The authors validated the identities of these 5 RGC types using targeted antibodies and by identifying the brain areas that receive visual information from the GPR88-expressing RGCs. Each of these experiments was consistent with the 5 RGC types identified based on their cellular structure.
Pinpointing RGC types that preferentially survive following injury
With the identities of the GPR88-expressing RGCs in hand, Hall and colleagues sought to characterize how well each of these 5 RGC types survived following injury to the optic nerve.
The Williams Lab previously showed that high intracellular calcium levels prior to injury can promote the survival of RGCs post-injury. Here, the authors likewise found that the GPR88-expressing RGCs exhibited higher intracellular calcium levels than the full population of RGCs in the uninjured mouse retina. These population-level results are consistent with both a pro-survival role of calcium and the previously reported resilience of GPR88-expressing RGCs. However, Hall and colleagues also observed that the GPR-expressing RGCs exhibited varied intracellular calcium levels, suggesting that the 5 GPR88-expressing RGCs might respond differently to injury.

The authors monitored the intracellular calcium levels of GPR88-expressing RGCs after injury and found that the baseline intracellular calcium level of each cell predicted its survival post-injury.
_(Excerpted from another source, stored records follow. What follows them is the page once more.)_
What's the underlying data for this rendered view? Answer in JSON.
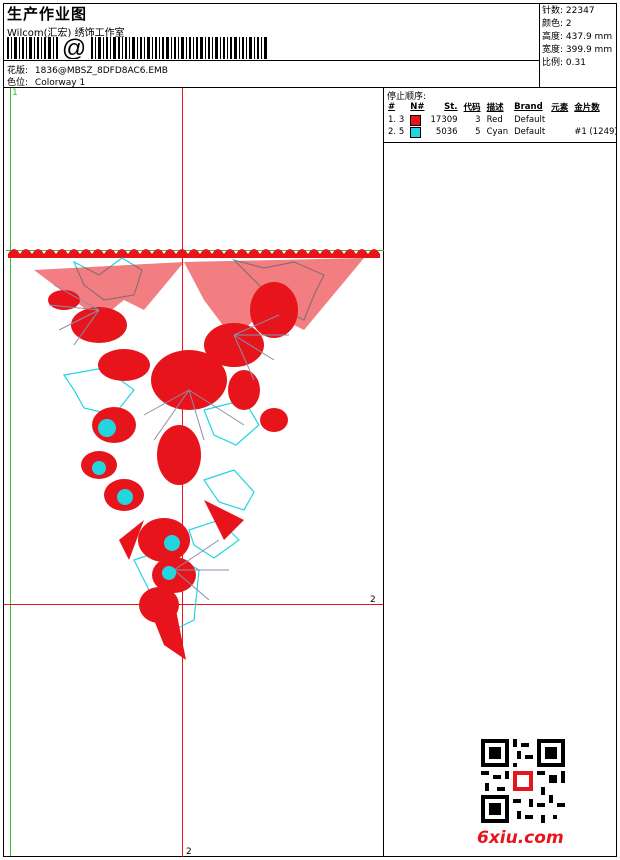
{
  "header": {
    "title": "生产作业图",
    "studio": "Wilcom(汇宏) 绣饰工作室",
    "barcode_symbol": "@",
    "pattern_label": "花版:",
    "pattern_value": "1836@MBSZ_8DFD8AC6.EMB",
    "colorway_label": "色位:",
    "colorway_value": "Colorway 1"
  },
  "stats": {
    "stitches_label": "针数:",
    "stitches_value": "22347",
    "colors_label": "颜色:",
    "colors_value": "2",
    "height_label": "高度:",
    "height_value": "437.9 mm",
    "width_label": "宽度:",
    "width_value": "399.9 mm",
    "scale_label": "比例:",
    "scale_value": "0.31"
  },
  "sequence": {
    "title": "停止顺序:",
    "headers": [
      "#",
      "N#",
      "St.",
      "代码",
      "描述",
      "Brand",
      "元素",
      "金片数"
    ],
    "rows": [
      {
        "idx": "1.",
        "n": "3",
        "color": "#e8141c",
        "st": "17309",
        "code": "3",
        "desc": "Red",
        "brand": "Default",
        "element": "",
        "sequins": ""
      },
      {
        "idx": "2.",
        "n": "5",
        "color": "#22d6e0",
        "st": "5036",
        "code": "5",
        "desc": "Cyan",
        "brand": "Default",
        "element": "",
        "sequins": "#1 (1249)"
      }
    ]
  },
  "markers": {
    "top_left": "1",
    "right": "2",
    "bottom": "2"
  },
  "watermark": {
    "logo": "6xiu.com"
  }
}
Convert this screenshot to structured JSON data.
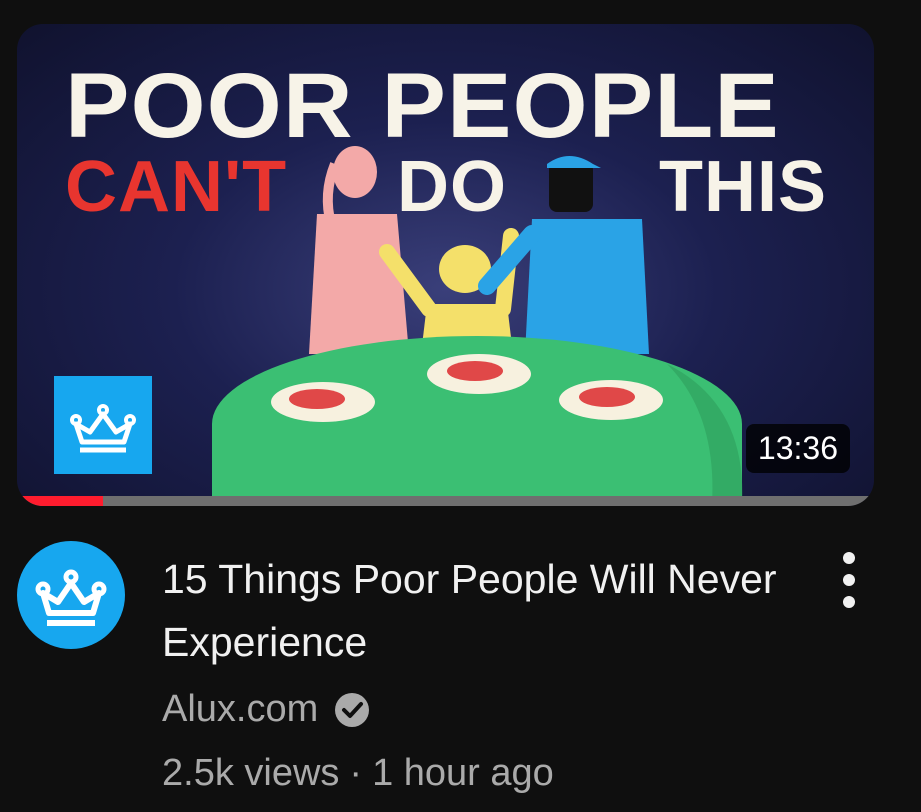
{
  "thumbnail": {
    "headline_line1": "POOR PEOPLE",
    "headline_word_red": "CAN'T",
    "headline_word_do": "DO",
    "headline_word_this": "THIS",
    "duration": "13:36",
    "watch_progress_percent": 10,
    "badge_icon": "crown-icon"
  },
  "video": {
    "title": "15 Things Poor People Will Never Experience",
    "channel": "Alux.com",
    "views": "2.5k views",
    "separator": "·",
    "age": "1 hour ago"
  },
  "icons": {
    "avatar": "crown-icon",
    "verified": "verified-check-icon",
    "menu": "more-vert-icon"
  },
  "colors": {
    "background": "#0f0f0f",
    "brand_blue": "#17a7ef",
    "progress_red": "#ff1c2e",
    "headline_red": "#e8352f"
  }
}
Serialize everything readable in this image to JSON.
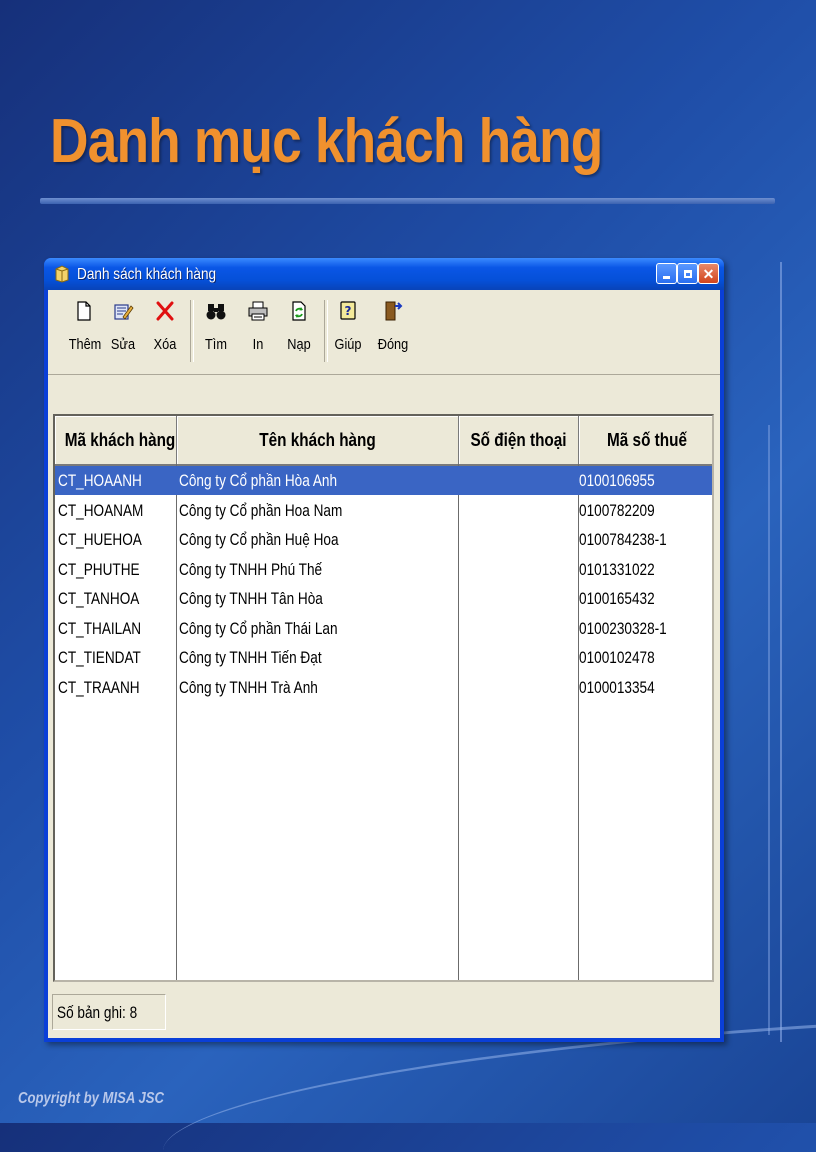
{
  "slide": {
    "title": "Danh mục khách hàng",
    "copyright": "Copyright by MISA JSC"
  },
  "window": {
    "title": "Danh sách khách hàng",
    "title_icon": "folder-box-icon"
  },
  "toolbar": {
    "items": [
      {
        "label": "Thêm",
        "icon": "new-document-icon"
      },
      {
        "label": "Sửa",
        "icon": "edit-icon"
      },
      {
        "label": "Xóa",
        "icon": "delete-x-icon"
      },
      {
        "label": "Tìm",
        "icon": "binoculars-icon"
      },
      {
        "label": "In",
        "icon": "printer-icon"
      },
      {
        "label": "Nạp",
        "icon": "refresh-icon"
      },
      {
        "label": "Giúp",
        "icon": "help-icon"
      },
      {
        "label": "Đóng",
        "icon": "exit-door-icon"
      }
    ]
  },
  "grid": {
    "columns": [
      "Mã khách hàng",
      "Tên khách hàng",
      "Số điện thoại",
      "Mã số thuế"
    ],
    "rows": [
      {
        "code": "CT_HOAANH",
        "name": "Công ty Cổ phần Hòa Anh",
        "phone": "",
        "tax": "0100106955",
        "selected": true
      },
      {
        "code": "CT_HOANAM",
        "name": "Công ty Cổ phần Hoa Nam",
        "phone": "",
        "tax": "0100782209"
      },
      {
        "code": "CT_HUEHOA",
        "name": "Công ty Cổ phần Huệ Hoa",
        "phone": "",
        "tax": "0100784238-1"
      },
      {
        "code": "CT_PHUTHE",
        "name": "Công ty TNHH Phú Thế",
        "phone": "",
        "tax": "0101331022"
      },
      {
        "code": "CT_TANHOA",
        "name": "Công ty TNHH Tân Hòa",
        "phone": "",
        "tax": "0100165432"
      },
      {
        "code": "CT_THAILAN",
        "name": "Công ty Cổ phần Thái Lan",
        "phone": "",
        "tax": "0100230328-1"
      },
      {
        "code": "CT_TIENDAT",
        "name": "Công ty TNHH Tiến Đạt",
        "phone": "",
        "tax": "0100102478"
      },
      {
        "code": "CT_TRAANH",
        "name": "Công ty TNHH Trà Anh",
        "phone": "",
        "tax": "0100013354"
      }
    ]
  },
  "status": {
    "records": "Số bản ghi: 8"
  },
  "colors": {
    "title_orange": "#f0912e",
    "selection_blue": "#3a65c4",
    "xp_titlebar": "#0550d8"
  }
}
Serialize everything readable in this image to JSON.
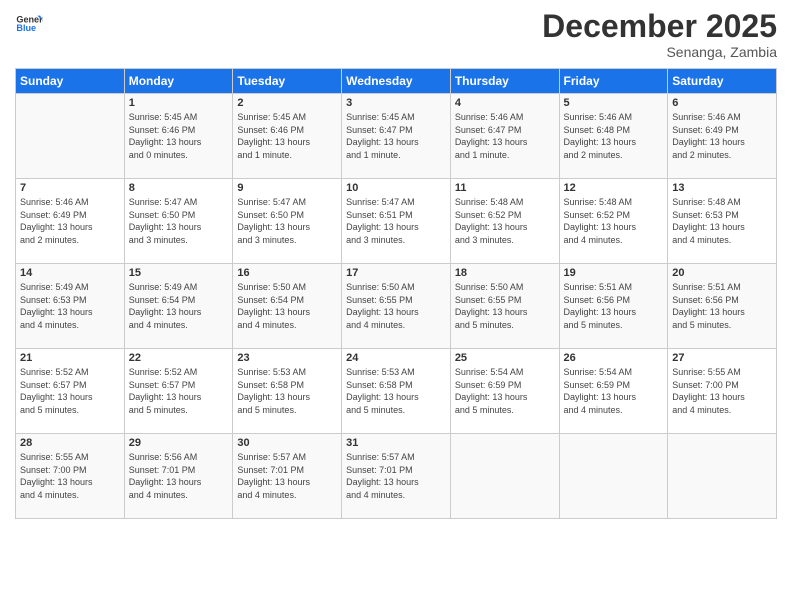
{
  "header": {
    "logo_line1": "General",
    "logo_line2": "Blue",
    "month": "December 2025",
    "location": "Senanga, Zambia"
  },
  "columns": [
    "Sunday",
    "Monday",
    "Tuesday",
    "Wednesday",
    "Thursday",
    "Friday",
    "Saturday"
  ],
  "weeks": [
    [
      {
        "day": "",
        "info": ""
      },
      {
        "day": "1",
        "info": "Sunrise: 5:45 AM\nSunset: 6:46 PM\nDaylight: 13 hours\nand 0 minutes."
      },
      {
        "day": "2",
        "info": "Sunrise: 5:45 AM\nSunset: 6:46 PM\nDaylight: 13 hours\nand 1 minute."
      },
      {
        "day": "3",
        "info": "Sunrise: 5:45 AM\nSunset: 6:47 PM\nDaylight: 13 hours\nand 1 minute."
      },
      {
        "day": "4",
        "info": "Sunrise: 5:46 AM\nSunset: 6:47 PM\nDaylight: 13 hours\nand 1 minute."
      },
      {
        "day": "5",
        "info": "Sunrise: 5:46 AM\nSunset: 6:48 PM\nDaylight: 13 hours\nand 2 minutes."
      },
      {
        "day": "6",
        "info": "Sunrise: 5:46 AM\nSunset: 6:49 PM\nDaylight: 13 hours\nand 2 minutes."
      }
    ],
    [
      {
        "day": "7",
        "info": "Sunrise: 5:46 AM\nSunset: 6:49 PM\nDaylight: 13 hours\nand 2 minutes."
      },
      {
        "day": "8",
        "info": "Sunrise: 5:47 AM\nSunset: 6:50 PM\nDaylight: 13 hours\nand 3 minutes."
      },
      {
        "day": "9",
        "info": "Sunrise: 5:47 AM\nSunset: 6:50 PM\nDaylight: 13 hours\nand 3 minutes."
      },
      {
        "day": "10",
        "info": "Sunrise: 5:47 AM\nSunset: 6:51 PM\nDaylight: 13 hours\nand 3 minutes."
      },
      {
        "day": "11",
        "info": "Sunrise: 5:48 AM\nSunset: 6:52 PM\nDaylight: 13 hours\nand 3 minutes."
      },
      {
        "day": "12",
        "info": "Sunrise: 5:48 AM\nSunset: 6:52 PM\nDaylight: 13 hours\nand 4 minutes."
      },
      {
        "day": "13",
        "info": "Sunrise: 5:48 AM\nSunset: 6:53 PM\nDaylight: 13 hours\nand 4 minutes."
      }
    ],
    [
      {
        "day": "14",
        "info": "Sunrise: 5:49 AM\nSunset: 6:53 PM\nDaylight: 13 hours\nand 4 minutes."
      },
      {
        "day": "15",
        "info": "Sunrise: 5:49 AM\nSunset: 6:54 PM\nDaylight: 13 hours\nand 4 minutes."
      },
      {
        "day": "16",
        "info": "Sunrise: 5:50 AM\nSunset: 6:54 PM\nDaylight: 13 hours\nand 4 minutes."
      },
      {
        "day": "17",
        "info": "Sunrise: 5:50 AM\nSunset: 6:55 PM\nDaylight: 13 hours\nand 4 minutes."
      },
      {
        "day": "18",
        "info": "Sunrise: 5:50 AM\nSunset: 6:55 PM\nDaylight: 13 hours\nand 5 minutes."
      },
      {
        "day": "19",
        "info": "Sunrise: 5:51 AM\nSunset: 6:56 PM\nDaylight: 13 hours\nand 5 minutes."
      },
      {
        "day": "20",
        "info": "Sunrise: 5:51 AM\nSunset: 6:56 PM\nDaylight: 13 hours\nand 5 minutes."
      }
    ],
    [
      {
        "day": "21",
        "info": "Sunrise: 5:52 AM\nSunset: 6:57 PM\nDaylight: 13 hours\nand 5 minutes."
      },
      {
        "day": "22",
        "info": "Sunrise: 5:52 AM\nSunset: 6:57 PM\nDaylight: 13 hours\nand 5 minutes."
      },
      {
        "day": "23",
        "info": "Sunrise: 5:53 AM\nSunset: 6:58 PM\nDaylight: 13 hours\nand 5 minutes."
      },
      {
        "day": "24",
        "info": "Sunrise: 5:53 AM\nSunset: 6:58 PM\nDaylight: 13 hours\nand 5 minutes."
      },
      {
        "day": "25",
        "info": "Sunrise: 5:54 AM\nSunset: 6:59 PM\nDaylight: 13 hours\nand 5 minutes."
      },
      {
        "day": "26",
        "info": "Sunrise: 5:54 AM\nSunset: 6:59 PM\nDaylight: 13 hours\nand 4 minutes."
      },
      {
        "day": "27",
        "info": "Sunrise: 5:55 AM\nSunset: 7:00 PM\nDaylight: 13 hours\nand 4 minutes."
      }
    ],
    [
      {
        "day": "28",
        "info": "Sunrise: 5:55 AM\nSunset: 7:00 PM\nDaylight: 13 hours\nand 4 minutes."
      },
      {
        "day": "29",
        "info": "Sunrise: 5:56 AM\nSunset: 7:01 PM\nDaylight: 13 hours\nand 4 minutes."
      },
      {
        "day": "30",
        "info": "Sunrise: 5:57 AM\nSunset: 7:01 PM\nDaylight: 13 hours\nand 4 minutes."
      },
      {
        "day": "31",
        "info": "Sunrise: 5:57 AM\nSunset: 7:01 PM\nDaylight: 13 hours\nand 4 minutes."
      },
      {
        "day": "",
        "info": ""
      },
      {
        "day": "",
        "info": ""
      },
      {
        "day": "",
        "info": ""
      }
    ]
  ]
}
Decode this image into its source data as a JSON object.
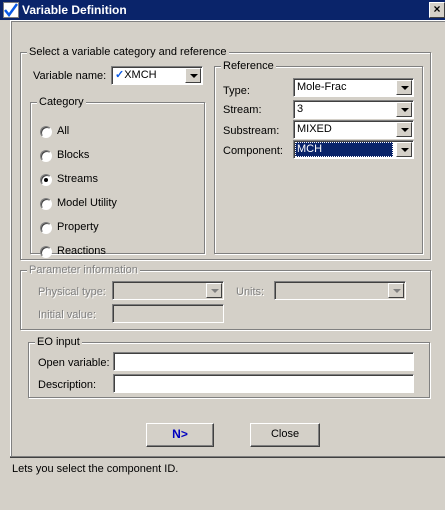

GPR88-expressing RGCs with high baseline calcium levels were approximately 3-times more likely to survive injury than GPR88-expressing RGCs with lower intracellular calcium levels. When Hall and colleagues analyzed the structure of the surviving GPR88-expressing RGCs, they discovered that nearly half of the putative ONdsRGCs survived injury and were the most resilient GPR88-expressing RGCs.
Evaluating the potential of putative treatment strategies
Despite the ability of the ONdsRGCs to survive well following injury, Hall and colleagues found that these RGCs did not display enhanced regeneration—or cellular healing—following injury. Instead, they found that the ONdsRGCs retracted some branches of their cellular structure. Even when they applied treatments that have previously triggered limited regeneration in RGCs, the authors found that the ONdsRGCs—and other GPR88-expressing RGCs—did not demonstrate enhanced regeneration compared to other RGCs.
Hall and colleagues instead tested whether compounds that act on GPR88 might protect RGCs from injury-induced cellular damage. They administered these compounds before inducing an injury to the optic nerve and measured the number of RGCs that survived and the density of the optic nerve 2 weeks after injury. The authors could not detect a difference in either metric, suggesting that either GPR88 does not contribute to cell survival, or more than the 5 RGC types identified would require GPR88 expression for a drug to yield a noticeable effect.

Despite these challenges, this study provides valuable insights into how different RGC types respond to injury. Having confirmed the identity of the well-surviving ONdsRGC, Hall and colleagues open the door for researchers to identify novel features of the ONdsRGC that might promote cellular resilience and be used to explore therapeutic opportunities.